Command Injection in Tenda AC1200 W15Ev2 setDMZ (V15.11.0.10)
CVE-2022-41395 7.8 - High - November 15, 2022

Tenda AC1200 Router Model W15Ev2 V15.11.0.10(1576) was discovered to contain a command injection vulnerability via the dmzHost parameter in the setDMZ function.

Shell injection

Tenda AC1200 W15Ev2 V15.11.0.10 Stored XSS via hostname
CVE-2022-40846 4.8 - Medium - November 15, 2022

In Tenda AC1200 Router model W15Ev2 V15.11.0.10(1576), a Stored Cross Site Scripting (XSS) vulnerability exists allowing an attacker to execute JavaScript code via the applications stored hostname.

XSS

Tenda AC1200 Router V15.11.0.10 DoS via stack overflow in setWanPpoe
CVE-2022-42060 7.5 - High - November 15, 2022

Tenda AC1200 Router Model W15Ev2 V15.11.0.10(1576) was discovered to contain a stack overflow via the setWanPpoe function. This vulnerability allows attackers to cause a Denial of Service (DoS) via crafted overflow data.

Memory Corruption

Tenda AC1200 Router V15.11.0.10 XSS via URL Filter
CVE-2022-40844 5.4 - Medium - November 15, 2022

In Tenda (Shenzhen Tenda Technology Co., Ltd) AC1200 Router model W15Ev2 V15.11.0.10(1576), a Stored Cross Site Scripting (XSS) issue exists allowing an attacker to execute JavaScript code via the applications website filtering tab, specifically the URL body.

XSS

Tenda AC1200 W15Ev2 V15.11.0.10 Command Injection via formSetFixTools
CVE-2022-40847 7.8 - High - November 15, 2022

In Tenda AC1200 Router model W15Ev2 V15.11.0.10(1576), there exists a command injection vulnerability in the function formSetFixTools.
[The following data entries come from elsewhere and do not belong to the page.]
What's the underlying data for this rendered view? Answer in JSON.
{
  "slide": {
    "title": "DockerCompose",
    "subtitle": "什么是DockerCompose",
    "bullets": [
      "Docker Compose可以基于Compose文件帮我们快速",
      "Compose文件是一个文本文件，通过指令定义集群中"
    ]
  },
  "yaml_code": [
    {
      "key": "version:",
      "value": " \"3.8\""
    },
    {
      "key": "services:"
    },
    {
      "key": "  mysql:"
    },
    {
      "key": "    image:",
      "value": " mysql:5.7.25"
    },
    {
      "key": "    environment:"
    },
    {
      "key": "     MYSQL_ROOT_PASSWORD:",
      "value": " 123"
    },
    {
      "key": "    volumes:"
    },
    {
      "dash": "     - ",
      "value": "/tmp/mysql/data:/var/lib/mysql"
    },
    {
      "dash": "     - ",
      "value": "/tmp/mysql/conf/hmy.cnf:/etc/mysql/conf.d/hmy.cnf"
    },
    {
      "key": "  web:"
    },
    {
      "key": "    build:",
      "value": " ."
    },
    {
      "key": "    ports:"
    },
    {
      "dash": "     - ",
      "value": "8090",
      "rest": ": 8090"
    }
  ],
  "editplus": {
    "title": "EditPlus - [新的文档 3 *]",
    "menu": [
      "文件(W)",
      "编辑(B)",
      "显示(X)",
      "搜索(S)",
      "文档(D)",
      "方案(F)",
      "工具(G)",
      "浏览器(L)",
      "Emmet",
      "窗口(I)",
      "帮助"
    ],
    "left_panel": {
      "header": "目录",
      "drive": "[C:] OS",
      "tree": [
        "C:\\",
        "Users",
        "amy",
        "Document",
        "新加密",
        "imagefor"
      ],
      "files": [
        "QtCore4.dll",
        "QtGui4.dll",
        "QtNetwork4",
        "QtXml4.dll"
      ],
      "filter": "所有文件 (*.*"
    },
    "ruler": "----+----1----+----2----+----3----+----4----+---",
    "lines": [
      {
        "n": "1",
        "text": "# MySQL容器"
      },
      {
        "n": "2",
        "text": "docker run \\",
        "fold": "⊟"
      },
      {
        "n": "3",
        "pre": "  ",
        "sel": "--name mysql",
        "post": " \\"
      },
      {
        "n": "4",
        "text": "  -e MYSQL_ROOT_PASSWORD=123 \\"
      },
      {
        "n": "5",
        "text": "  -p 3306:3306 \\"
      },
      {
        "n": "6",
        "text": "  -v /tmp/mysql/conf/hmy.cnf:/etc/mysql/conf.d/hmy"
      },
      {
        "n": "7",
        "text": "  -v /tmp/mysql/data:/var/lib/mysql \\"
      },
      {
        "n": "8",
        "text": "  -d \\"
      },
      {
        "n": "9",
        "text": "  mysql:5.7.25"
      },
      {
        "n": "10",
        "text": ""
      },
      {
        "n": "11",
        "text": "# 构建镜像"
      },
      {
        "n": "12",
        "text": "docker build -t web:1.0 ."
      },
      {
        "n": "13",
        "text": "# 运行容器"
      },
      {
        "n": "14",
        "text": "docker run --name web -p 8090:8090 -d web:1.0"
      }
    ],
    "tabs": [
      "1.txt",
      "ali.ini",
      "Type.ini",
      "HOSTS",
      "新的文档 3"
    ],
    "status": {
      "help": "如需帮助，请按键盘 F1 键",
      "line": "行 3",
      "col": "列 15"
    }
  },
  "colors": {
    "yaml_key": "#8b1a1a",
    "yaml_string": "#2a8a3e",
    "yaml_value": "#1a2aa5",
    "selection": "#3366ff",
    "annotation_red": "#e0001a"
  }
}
This vulnerability allows attackers to run arbitrary commands on the server via the hostname parameter.

Shell injection

Password Exposure in Tenda AC1200 Router v15.11.0.10 (W15Ev2)
CVE-2022-40845 6.5 - Medium - November 15, 2022

The Tenda AC1200 Router model W15Ev2 V15.11.0.10(1576) is affected by a password exposure vulnerability. When combined with the improper authorization/improper session management vulnerability, an attacker with access to the router may be able to expose sensitive information which they're not explicitly authorized to have.

forced browsing

Tenda AC1200 V-W15Ev2 V15.11.0.10 Improper Auth Session Bypass Syslog Exposure
CVE-2022-40843 4.9 - Medium - November 15, 2022

The Tenda AC1200 V-W15Ev2 V15.11.0.10(1576) router is vulnerable to improper authorization / improper session management that allows the router login page to be bypassed. This leads to authenticated attackers having the ability to read the routers syslog.log file which contains the MD5 password of the Administrator's user account.